The NSA’s mass collection of so-called “telephonic metadata,” first revealed by NSA whistleblower Edward Snowden, is slated to come to an end on November 29, when a transition period for NSA reforms mandated by the USA Freedom Act comes to an end. Leon acknowledged in his ruling that it would have little practical impact given the program’s short lifespan. Still, he said it was important for the judiciary to weigh in on the constitutionality of the program while it still had the chance.
“With the government’s authority to operate the bulk telephony metadata program quickly coming to an end, this case is perhaps the last chapter in the judiciary’s evaluation of this particular program’s compatibility with the Constitution,” he wrote. “It will not, however, be the last chapter in the ongoing struggle to balance privacy rights and national security interests under our Constitution in an age of evolving technological wizardry.”
Leon ordered the NSA to end the collection of the phone records of two plaintiffs in the case, attorney J.J. Little and his law firm, J.J. Little & Associates. Leon determined that the other plaintiffs in the case, including Klayman, had not offered sufficient evidence to prove that their telephone records had been scooped up by the NSA.

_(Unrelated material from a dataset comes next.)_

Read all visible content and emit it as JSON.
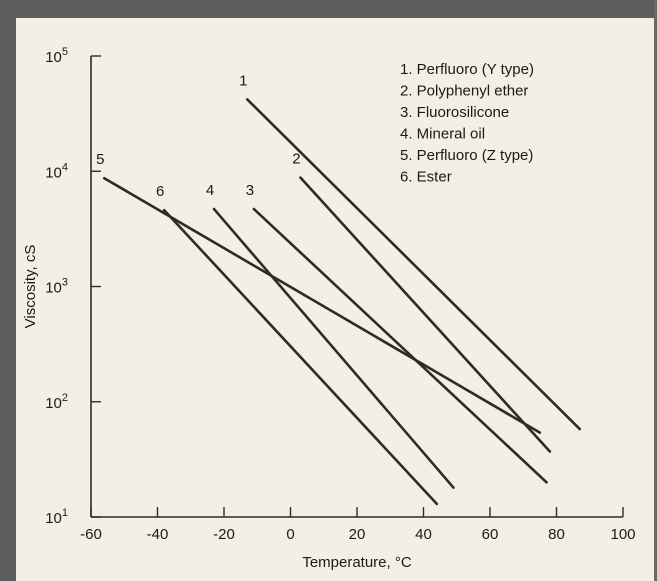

Steve Vladeck, a professor of law at American University and a close observer of national security cases, told Foreign Policy that the opinion is unlikely to have any wider implications, and is one written for the history books.
The NSA declined to comment on the case, referring questions from reporters to the Justice Department. Nicole Navas, a spokeswoman for the department, said the government is reviewing the case. Late Monday, Justice Department lawyers filed an emergency motion to Leon requesting that he stay his ruling and said that filtering out Little’s records from the database will require shutting down the program. Implementing a technical solution to comply with Leon’s ruling will take months, the lawyers claimed in their filing.
Snowden had revealed the existence of the program in question when he provided a court order compelling Verizon Business Network Services to turn over in full and on a daily basis the telephone records of its customers. Leon’s ruling against the program in 2013 represented a landmark moment in the post-Snowden era of judicial pushback against government surveillance programs.
Anticipating a government appeal, Leon stayed his 2013 injunction against the NSA’s intelligence gathering, but it wasn’t until August of 2015, nearly two years after Leon issued his first ruling in the case, that the Second Circuit vacated Leon’s ruling and questioned whether Klayman could prove that the NSA had hoovered up his telephone records.
Since Leon first weighed in on the case, it has been overtaken by events on Capitol Hill. In June, Congress passed the USA Freedom Act, which ended the NSA’s bulk collection of telephone records by moving the storage of such records into the hands of telephone companies. Rather than querying their own databases containing such records, the NSA will, starting on Nov. 29, have to secure a court order in order to receive such telephone data from phone companies.
The minor reforms contained in the Freedom Act came to be the most significant response to the firestorm of criticism generated by Snowden’s disclosures, and, even so, the NSA privately did not put up much of a fight to preserve the program. In the aftermath of Snowden, it came to be seen as a politically toxic program with few security benefits. An independent review of the program found that it had neither discovered nor helped disrupt any terrorist plots.
Leon’s ruling Monday noted that it was little more than a principled statement in a debate that had largely overtaken his court. “The loss of constitutional freedoms for even one day is a significant harm,” he wrote.